Old 05-08-2018, 06:42 AM
  # 6 (permalink)  
Raindrops
Member
 
Join Date: Mar 2018
Posts: 124
Sorry that you are in a painful situation like this. I was there too. I wish I had known about Alanon or this forum before I decided to get married to the guy. I don't come from an active alcoholism home: I had never seen the face of alcoholism. I do come from a dysfunctional home
Though. It made me a codependent. Anyway, 5 years into my marriage, things started going downhill. He did not feel like he needed any help. He was a binge drinker. Come to realize now when I filed for divorce and saw his documents that he had been buying and hiding alcohol throughout . We both have high paying jobs. Eventually though he was ok with me just being his caretaker and taking the focus off of my life. Thousands of fight later and living under the stress of not knowing if he was really at the business meeting after work - I could not deal with the stress anymore. His parents could not understand why I was being so difficult and just not accept the situation and learn to live with it.

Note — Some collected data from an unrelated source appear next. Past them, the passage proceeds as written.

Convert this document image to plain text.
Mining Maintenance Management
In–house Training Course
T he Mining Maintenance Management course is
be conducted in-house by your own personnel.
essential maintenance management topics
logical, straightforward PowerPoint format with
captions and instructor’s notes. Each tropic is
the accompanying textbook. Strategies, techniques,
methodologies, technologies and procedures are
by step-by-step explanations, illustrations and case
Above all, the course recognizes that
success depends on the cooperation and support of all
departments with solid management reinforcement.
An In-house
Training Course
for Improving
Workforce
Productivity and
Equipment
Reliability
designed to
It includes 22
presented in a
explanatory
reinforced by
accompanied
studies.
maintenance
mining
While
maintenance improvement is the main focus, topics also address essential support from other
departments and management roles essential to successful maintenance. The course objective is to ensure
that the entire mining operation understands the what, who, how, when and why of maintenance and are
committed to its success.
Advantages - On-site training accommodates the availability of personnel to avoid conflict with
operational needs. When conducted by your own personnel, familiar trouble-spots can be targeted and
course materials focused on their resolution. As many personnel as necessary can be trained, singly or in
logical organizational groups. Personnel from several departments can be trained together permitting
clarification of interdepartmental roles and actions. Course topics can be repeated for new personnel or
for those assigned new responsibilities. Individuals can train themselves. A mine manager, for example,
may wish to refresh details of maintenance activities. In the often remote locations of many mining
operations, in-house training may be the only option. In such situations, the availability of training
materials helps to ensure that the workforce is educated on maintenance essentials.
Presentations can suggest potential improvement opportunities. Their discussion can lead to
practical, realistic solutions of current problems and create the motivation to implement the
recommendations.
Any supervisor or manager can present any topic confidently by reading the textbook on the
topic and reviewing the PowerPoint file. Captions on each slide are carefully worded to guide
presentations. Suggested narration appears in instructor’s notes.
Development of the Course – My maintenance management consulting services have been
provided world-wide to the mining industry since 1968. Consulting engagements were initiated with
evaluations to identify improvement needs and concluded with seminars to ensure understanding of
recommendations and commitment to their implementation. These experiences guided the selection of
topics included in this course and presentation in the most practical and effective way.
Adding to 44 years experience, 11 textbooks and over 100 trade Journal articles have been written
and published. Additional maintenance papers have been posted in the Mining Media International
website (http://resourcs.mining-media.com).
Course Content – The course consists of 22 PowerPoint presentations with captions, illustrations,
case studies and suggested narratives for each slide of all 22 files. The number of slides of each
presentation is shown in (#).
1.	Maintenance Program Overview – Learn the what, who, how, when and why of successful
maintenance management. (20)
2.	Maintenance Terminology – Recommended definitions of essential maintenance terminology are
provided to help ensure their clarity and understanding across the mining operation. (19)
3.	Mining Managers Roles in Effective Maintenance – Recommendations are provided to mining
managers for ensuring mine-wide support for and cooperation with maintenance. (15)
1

You have a chance to take a look st yourself right now and learn why you are ok with being someone's caretaker or door mat. Why you are so hopeful about his " potential" when in this moment , his reality is all that you have and he is showing it to you very clearly. Read every post that you can here and decide for yourself if that's the future you want for yourself. My husband didn't start off as an abusive alcoholic. He did not start off as a reckless alcoholic. It was all part of the progression and the fact that I wanted to change him or saw his "potential" did not go down very well in the end. I was just an obstacle in the end that needed to be discarded no matter what. I thank my god that I did not have children with this guy. It would have made my leaving a thousand times more difficult . Save your dignity. You will be replaced the day you are between him and his habit. Save your sanity. You will be emotionally battered over time and you will start believing that you're not doing enough. Save your high paying job. You will become less functional because of stress and anxiety- it all happened to me . I am 32.